LIVRO: Coração de Cleópatra
AUTORA: Cyntia Fonseca
A descoberta de si em Coração de Cleópatra: identidade, trauma e feminino na escrita de Cyntia Fonseca
– Uma resenha por Suzane Veiga
(…) no meu decimo sétimo aniversário eu também fui marcada por uma lição: a felicidade plena não existe.
C.F.
Certa vez, ao receber um prêmio literário, Rubem Fonseca afirmou: “Escrever foi a mais agoniante de todas as lutas que enfrentei”. E o que se enfrenta no ato da escrita? Um tema, uma questão social, as lembranças, o imaginário, ou a própria linguagem?
Cyntia Fonseca oferece em “Coração de Cleópatra” não só um romance vigoroso e corajoso, mas uma protagonista lutadora e valente que traz, no próprio nome, a majestade de uma antiga princesa do Egito: Cleópatra. Porém, essa linhagem inicial do nome vem com uma dissociação da própria identidade, pois a jovem reconhece os paradoxos entre ela e essa figura feminina histórica e simbólica: “(…) aos 17 anos já era admirada por suas qualidades de estadista, sua inteligência, energia, além de paciência e tenacidade. O que temos em comum além do nome? Definitivamente nada. Ou talvez o detalhe da idade possa ser considerado.” (FONSECA, 2021, p. 17).
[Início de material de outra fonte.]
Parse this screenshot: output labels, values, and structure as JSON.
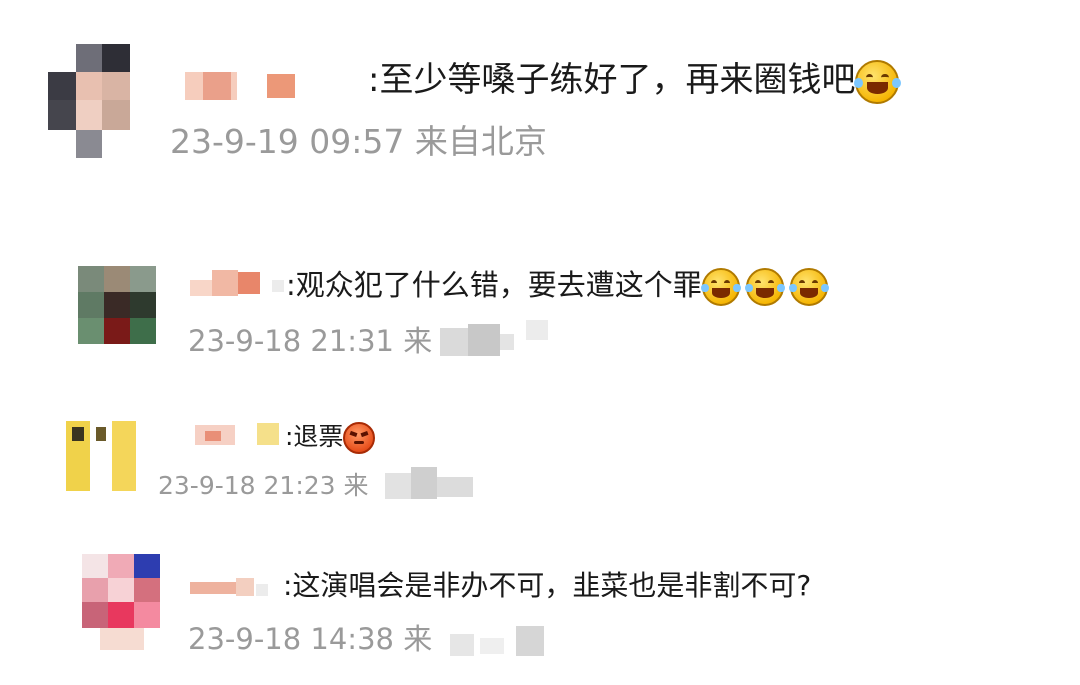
{
  "comments": [
    {
      "text": ":至少等嗓子练好了，再来圈钱吧",
      "emojis": [
        "laugh-crying-emoji"
      ],
      "time": "23-9-19 09:57",
      "location": "来自北京"
    },
    {
      "text": ":观众犯了什么错，要去遭这个罪",
      "emojis": [
        "laugh-crying-emoji",
        "laugh-crying-emoji",
        "laugh-crying-emoji"
      ],
      "time": "23-9-18 21:31",
      "location": "来"
    },
    {
      "text": ":退票",
      "emojis": [
        "angry-face-emoji"
      ],
      "time": "23-9-18 21:23",
      "location": "来"
    },
    {
      "text": ":这演唱会是非办不可，韭菜也是非割不可?",
      "emojis": [],
      "time": "23-9-18 14:38",
      "location": "来"
    }
  ],
  "colors": {
    "text": "#1a1a1a",
    "meta": "#9a9a9a",
    "background": "#ffffff"
  }
}
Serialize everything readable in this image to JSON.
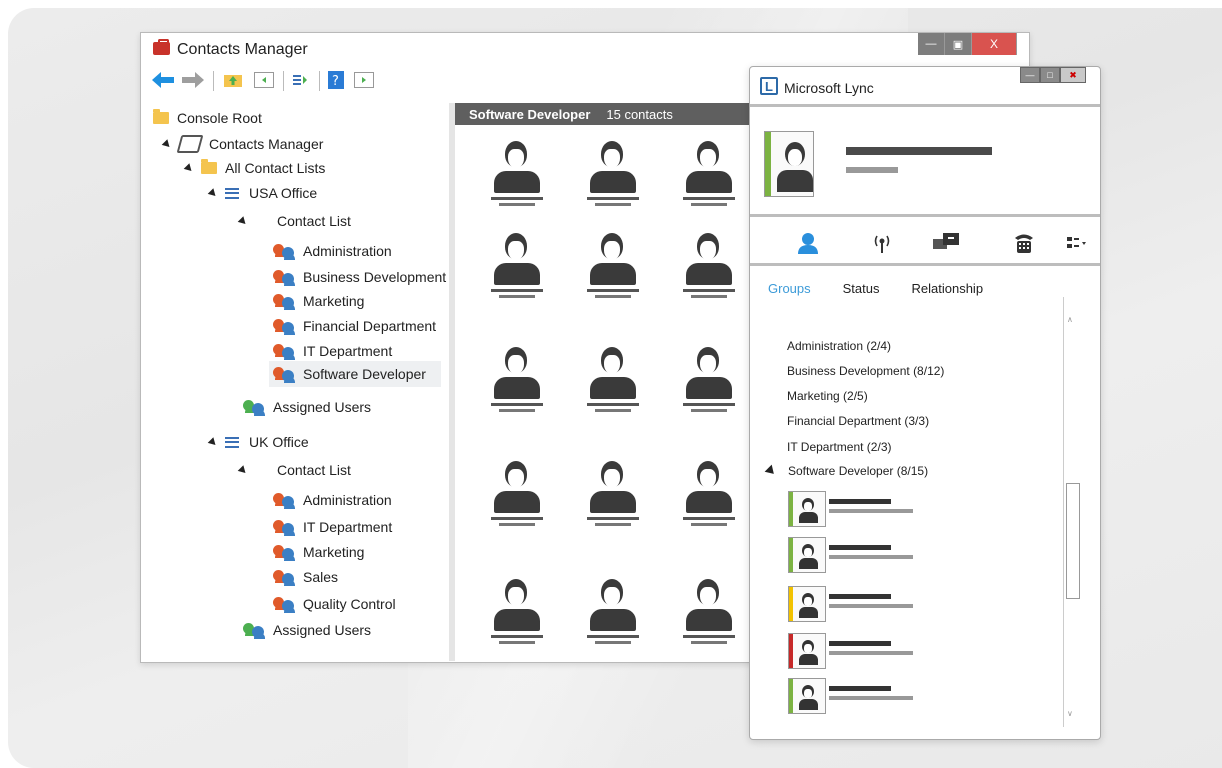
{
  "contacts_manager": {
    "title": "Contacts Manager",
    "close_label": "X",
    "tree": {
      "console_root": "Console Root",
      "contacts_manager": "Contacts Manager",
      "all_contact_lists": "All Contact Lists",
      "usa_office": "USA Office",
      "usa_contact_list": "Contact List",
      "usa_groups": [
        "Administration",
        "Business Development",
        "Marketing",
        "Financial Department",
        "IT Department",
        "Software Developer"
      ],
      "usa_assigned": "Assigned Users",
      "uk_office": "UK Office",
      "uk_contact_list": "Contact List",
      "uk_groups": [
        "Administration",
        "IT Department",
        "Marketing",
        "Sales",
        "Quality Control"
      ],
      "uk_assigned": "Assigned Users"
    },
    "grid": {
      "heading": "Software Developer",
      "count": "15 contacts"
    }
  },
  "lync": {
    "title": "Microsoft Lync",
    "tabs": {
      "groups": "Groups",
      "status": "Status",
      "relationship": "Relationship"
    },
    "groups": [
      {
        "label": "Administration (2/4)",
        "expanded": false
      },
      {
        "label": "Business Development (8/12)",
        "expanded": false
      },
      {
        "label": "Marketing (2/5)",
        "expanded": false
      },
      {
        "label": "Financial Department (3/3)",
        "expanded": false
      },
      {
        "label": "IT Department (2/3)",
        "expanded": false
      },
      {
        "label": "Software Developer (8/15)",
        "expanded": true
      }
    ],
    "member_status_colors": [
      "#7cb342",
      "#7cb342",
      "#f2c200",
      "#c62828",
      "#7cb342"
    ],
    "accent_color": "#3d9bd8"
  }
}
Mas, Cleo, para os íntimos, precisará transpor várias dificuldades impostas pela vida: desde uma infância árdua no orfanato até fatalidades (e amores) que aparecerão no seu caminho para se tornar, verdadeiramente, a soberana da sua própria história e dona do seu caminho para se tornar delegada. A ausência da mãe, pois esta faleceu quando Cléo nasceu, marca a falta estrutural; a ausência identitária e fratura incurável, como ponto de não retorno. Este fato impulsiona a jovem Cléo a se deslocar do espaço do orfanato para o mundo, da adolescência para a maturidade precoce, do coletivo das meninas para o individual – busca do self, jornada da (anti-)heroína em busca de sua identidade, pois lhe falta o ponto de ancoragem do eu: rejeita o próprio nome (exilada de si), a figura fantasmática da mãe, e o vazio materno do orfanato.
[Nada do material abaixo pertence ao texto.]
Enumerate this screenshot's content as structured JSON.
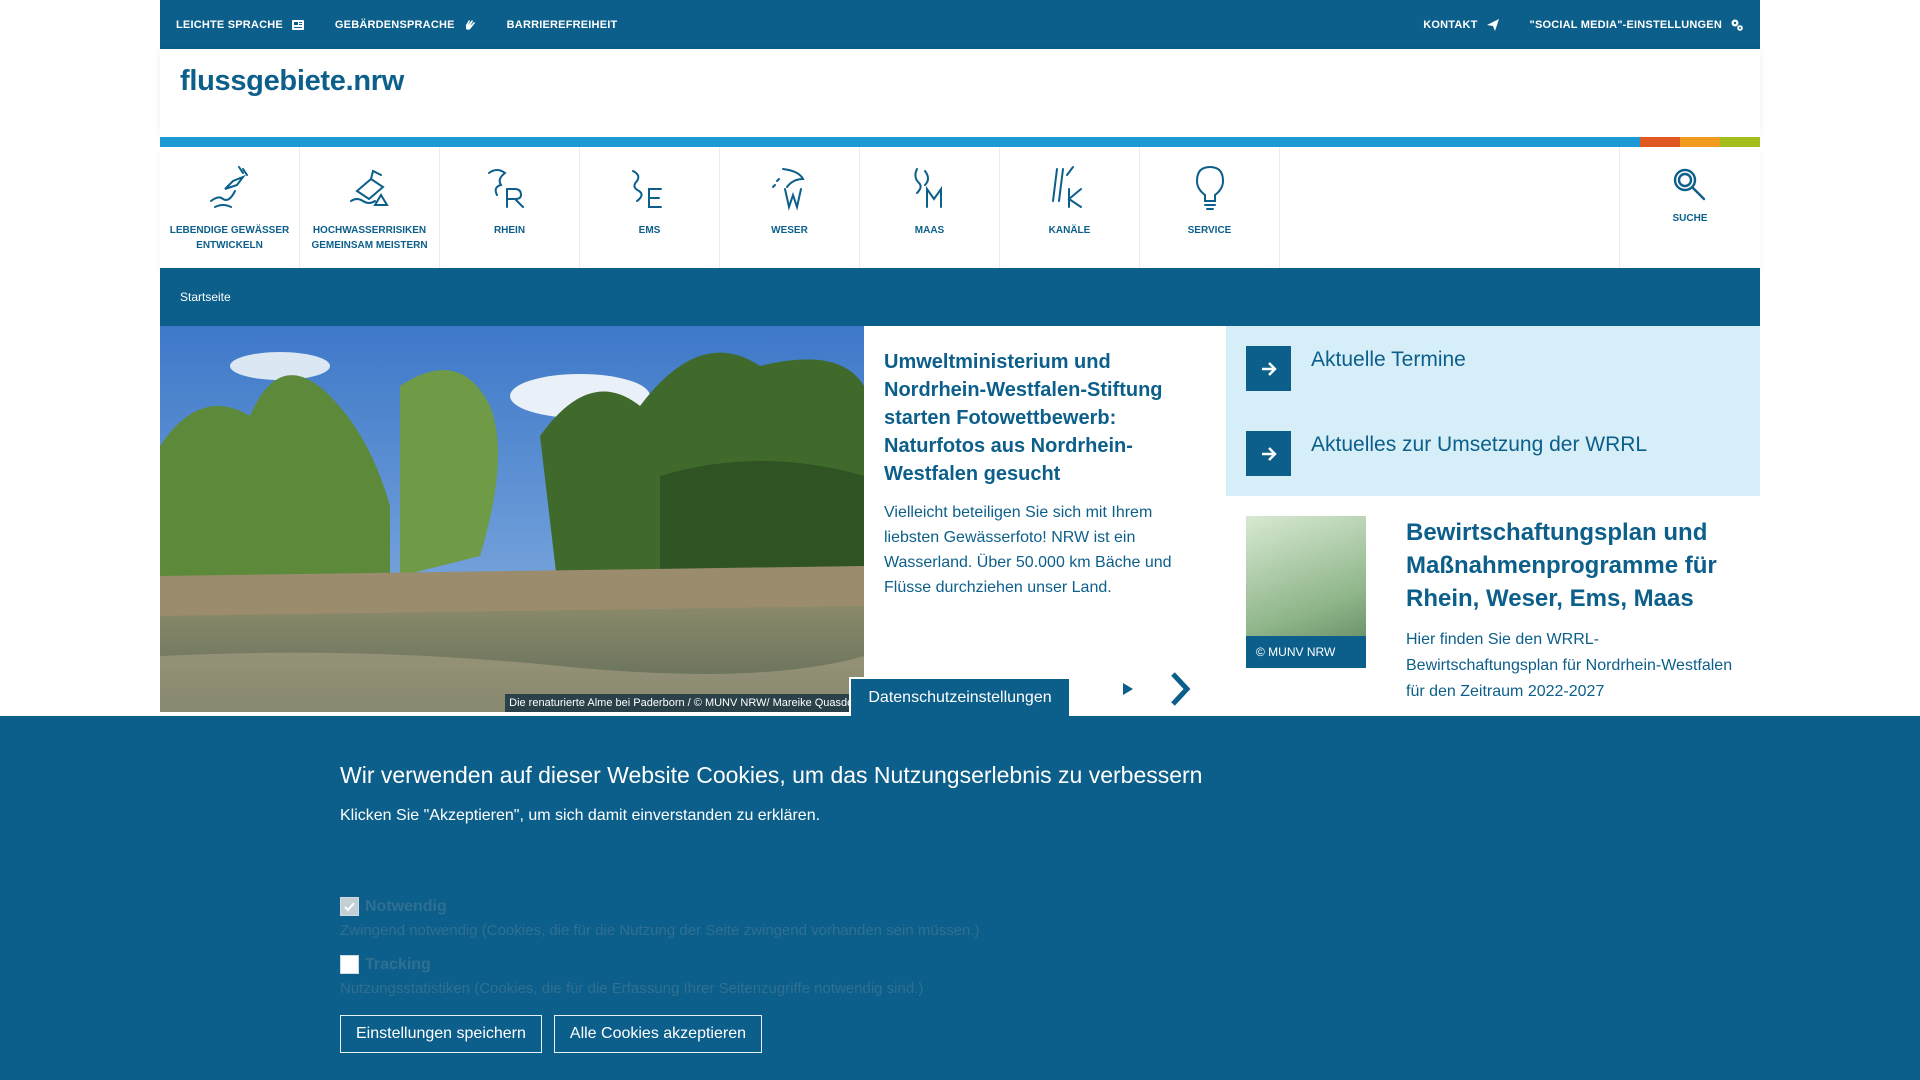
{
  "topbar": {
    "left": [
      "LEICHTE SPRACHE",
      "GEBÄRDENSPRACHE",
      "BARRIEREFREIHEIT"
    ],
    "right": [
      "KONTAKT",
      "\"SOCIAL MEDIA\"-EINSTELLUNGEN"
    ]
  },
  "header": {
    "logo": "flussgebiete.nrw"
  },
  "colors": {
    "primary": "#0c5f8a",
    "bar_blue": "#1d9ad6",
    "bar_red": "#e0571f",
    "bar_orange": "#f29a1d",
    "bar_green": "#a4bf1b"
  },
  "nav": {
    "items": [
      {
        "label": "LEBENDIGE GEWÄSSER ENTWICKELN",
        "icon": "river-bird-icon"
      },
      {
        "label": "HOCHWASSERRISIKEN GEMEINSAM MEISTERN",
        "icon": "flood-house-icon"
      },
      {
        "label": "RHEIN",
        "icon": "rhein-icon",
        "letter": "R"
      },
      {
        "label": "EMS",
        "icon": "ems-icon",
        "letter": "E"
      },
      {
        "label": "WESER",
        "icon": "weser-icon",
        "letter": "W"
      },
      {
        "label": "MAAS",
        "icon": "maas-icon",
        "letter": "M"
      },
      {
        "label": "KANÄLE",
        "icon": "kanaele-icon",
        "letter": "K"
      },
      {
        "label": "SERVICE",
        "icon": "lightbulb-icon"
      }
    ],
    "search_label": "SUCHE"
  },
  "breadcrumb": {
    "home": "Startseite"
  },
  "hero": {
    "caption": "Die renaturierte Alme bei Paderborn  / © MUNV NRW/ Mareike Quasdorf",
    "title": "Umweltministerium und Nordrhein-Westfalen-Stiftung starten Fotowettbewerb: Naturfotos aus Nordrhein-Westfalen gesucht",
    "text": "Vielleicht beteiligen Sie sich mit Ihrem liebsten Gewässerfoto! NRW ist ein Wasserland. Über 50.000 km Bäche und Flüsse durchziehen unser Land."
  },
  "quicklinks": [
    "Aktuelle Termine",
    "Aktuelles zur Umsetzung der WRRL"
  ],
  "plan": {
    "badge": "© MUNV NRW",
    "title": "Bewirtschaftungsplan und Maßnahmenprogramme für Rhein, Weser, Ems, Maas",
    "text": "Hier finden Sie den WRRL-Bewirtschaftungsplan für Nordrhein-Westfalen für den Zeitraum 2022-2027"
  },
  "privacy_tab": "Datenschutzeinstellungen",
  "cookie": {
    "title": "Wir verwenden auf dieser Website Cookies, um das Nutzungserlebnis zu verbessern",
    "subtitle": "Klicken Sie \"Akzeptieren\", um sich damit einverstanden zu erklären.",
    "options": [
      {
        "name": "Notwendig",
        "desc": "Zwingend notwendig (Cookies, die für die Nutzung der Seite zwingend vorhanden sein müssen.)",
        "checked": true
      },
      {
        "name": "Tracking",
        "desc": "Nutzungsstatistiken (Cookies, die für die Erfassung Ihrer Seitenzugriffe notwendig sind.)",
        "checked": false
      }
    ],
    "save_label": "Einstellungen speichern",
    "accept_label": "Alle Cookies akzeptieren"
  }
}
A estória, que se passa entre o cenário deslumbrante de Petrópolis e o caos do centro do Rio, possui uma deliciosa e instigante combinação de elementos que tornam o livro único e especial – a conexão irresistível entre o sedutor Victorio e a então inocente Cleo, de dezessete anos, que experimenta os seus primeiros desejos de liberdade e momentos de descoberta de si. Para uma menina saída de um orfanato na cidade imperial, o descolado Victorio representa a descoberta do novo, o romance tórrido, e a aventura na cidade grande, passaporte para a vida adulta e liberdade, que tanto deseja: “(…) Ele era o oposto de toda a calmaria que eu havia vivenciado até então (…) tudo em Victorio me afastava da garota nerd e acanhada que eu vinha sendo” (FONSECA, 2021, p. 36).
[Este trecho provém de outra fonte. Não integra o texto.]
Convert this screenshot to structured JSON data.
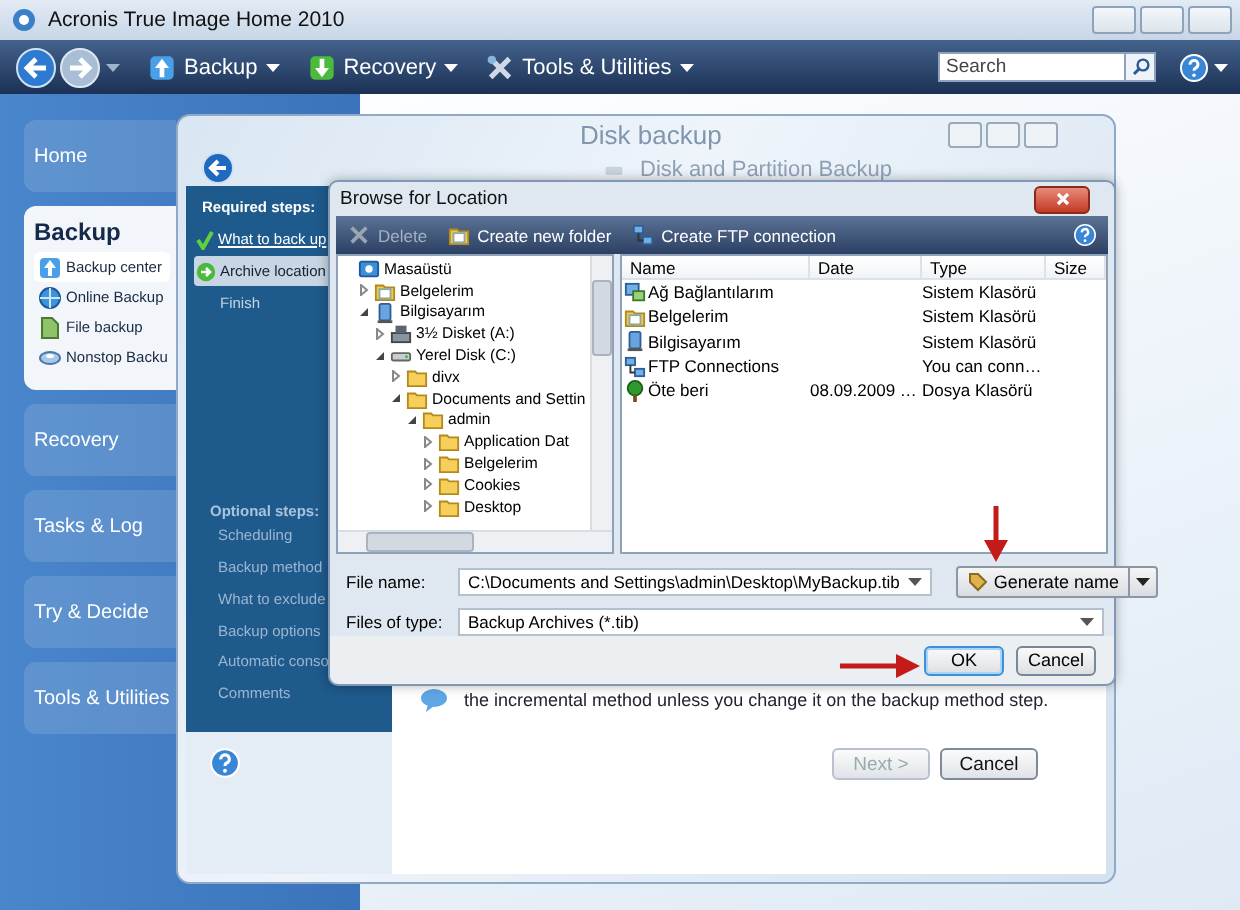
{
  "window": {
    "title": "Acronis True Image Home 2010"
  },
  "toolbar": {
    "items": [
      {
        "kind": "backup",
        "label": "Backup"
      },
      {
        "kind": "recovery",
        "label": "Recovery"
      },
      {
        "kind": "tools",
        "label": "Tools & Utilities"
      }
    ],
    "search": {
      "placeholder": "Search"
    }
  },
  "nav": [
    {
      "label": "Home",
      "expanded": false
    },
    {
      "label": "Backup",
      "expanded": true,
      "items": [
        {
          "kind": "center",
          "label": "Backup center",
          "selected": true
        },
        {
          "kind": "online",
          "label": "Online Backup",
          "selected": false
        },
        {
          "kind": "file",
          "label": "File backup",
          "selected": false
        },
        {
          "kind": "nonstop",
          "label": "Nonstop Backu",
          "selected": false
        }
      ]
    },
    {
      "label": "Recovery",
      "expanded": false
    },
    {
      "label": "Tasks & Log",
      "expanded": false
    },
    {
      "label": "Try & Decide",
      "expanded": false
    },
    {
      "label": "Tools & Utilities",
      "expanded": false
    }
  ],
  "wizard": {
    "title": "Disk backup",
    "heading": "Disk and Partition Backup",
    "required_title": "Required steps:",
    "required_steps": [
      {
        "label": "What to back up",
        "done": true,
        "selected": false
      },
      {
        "label": "Archive location",
        "done": false,
        "selected": true
      },
      {
        "label": "Finish",
        "done": false,
        "selected": false
      }
    ],
    "optional_title": "Optional steps:",
    "optional_steps": [
      "Scheduling",
      "Backup method",
      "What to exclude",
      "Backup options",
      "Automatic conso",
      "Comments"
    ],
    "note": "the incremental method unless you change it on the backup method step.",
    "buttons": [
      {
        "label": "Next >",
        "disabled": true
      },
      {
        "label": "Cancel",
        "disabled": false
      }
    ]
  },
  "browse": {
    "title": "Browse for Location",
    "toolbar": [
      {
        "kind": "delete",
        "label": "Delete",
        "disabled": true
      },
      {
        "kind": "folder",
        "label": "Create new folder",
        "disabled": false
      },
      {
        "kind": "ftp",
        "label": "Create FTP connection",
        "disabled": false
      }
    ],
    "tree": [
      {
        "kind": "desktop",
        "label": "Masaüstü",
        "children": [
          {
            "kind": "documents",
            "label": "Belgelerim",
            "expanded": false
          },
          {
            "kind": "computer",
            "label": "Bilgisayarım",
            "expanded": true,
            "children": [
              {
                "kind": "floppy",
                "label": "3½ Disket (A:)",
                "expanded": false
              },
              {
                "kind": "drive",
                "label": "Yerel Disk (C:)",
                "expanded": true,
                "children": [
                  {
                    "kind": "folder",
                    "label": "divx",
                    "expanded": false
                  },
                  {
                    "kind": "folder",
                    "label": "Documents and Settin",
                    "expanded": true,
                    "children": [
                      {
                        "kind": "folder",
                        "label": "admin",
                        "expanded": true,
                        "children": [
                          {
                            "kind": "folder",
                            "label": "Application Dat",
                            "expanded": false
                          },
                          {
                            "kind": "folder",
                            "label": "Belgelerim",
                            "expanded": false
                          },
                          {
                            "kind": "folder",
                            "label": "Cookies",
                            "expanded": false
                          },
                          {
                            "kind": "folder",
                            "label": "Desktop",
                            "expanded": false
                          }
                        ]
                      }
                    ]
                  }
                ]
              }
            ]
          }
        ]
      }
    ],
    "columns": [
      "Name",
      "Date",
      "Type",
      "Size"
    ],
    "rows": [
      {
        "kind": "network",
        "name": "Ağ Bağlantılarım",
        "type": "Sistem Klasörü"
      },
      {
        "kind": "documents",
        "name": "Belgelerim",
        "type": "Sistem Klasörü"
      },
      {
        "kind": "computer",
        "name": "Bilgisayarım",
        "type": "Sistem Klasörü"
      },
      {
        "kind": "ftp",
        "name": "FTP Connections",
        "type": "You can conn…"
      },
      {
        "kind": "tree",
        "name": "Öte beri",
        "date": "08.09.2009 …",
        "type": "Dosya Klasörü"
      }
    ],
    "file_name": {
      "label": "File name:",
      "value": "C:\\Documents and Settings\\admin\\Desktop\\MyBackup.tib"
    },
    "file_type": {
      "label": "Files of type:",
      "value": "Backup Archives (*.tib)"
    },
    "generate": "Generate name",
    "buttons": [
      "OK",
      "Cancel"
    ]
  }
}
Mais tarde, outros elementos complementam a narrativa que intercala passado e presente para montar o mosaico da protagonista: a vivência do amor autêntico com Lucas; a amizade entre Cleo e Linda, que se apoiam numa sororidade potente e revolucionária; a abordagem de temas considerados tabus, como a violência sexual, bem como a toxicidade e os traumas que sustentam muitas ligações familiares.
Na esteira da genialidade do Rubem, também Fonseca, Cyntia constrói, em seu primeiro romance, um universo ficcional inspirador e apaixonante, em que Cleo representa as mulheres que enfrentam o seu próprio destino com bravura, sendo, por isso, leitura imprescindível para todas e todos que desejam encontrar os rumos do seu “Coração de Cleópatra”.
Referência bibliográfica:
FONSECA, Cyntia. Coração de Cleópatra. Niterói: Itapuca, 2021.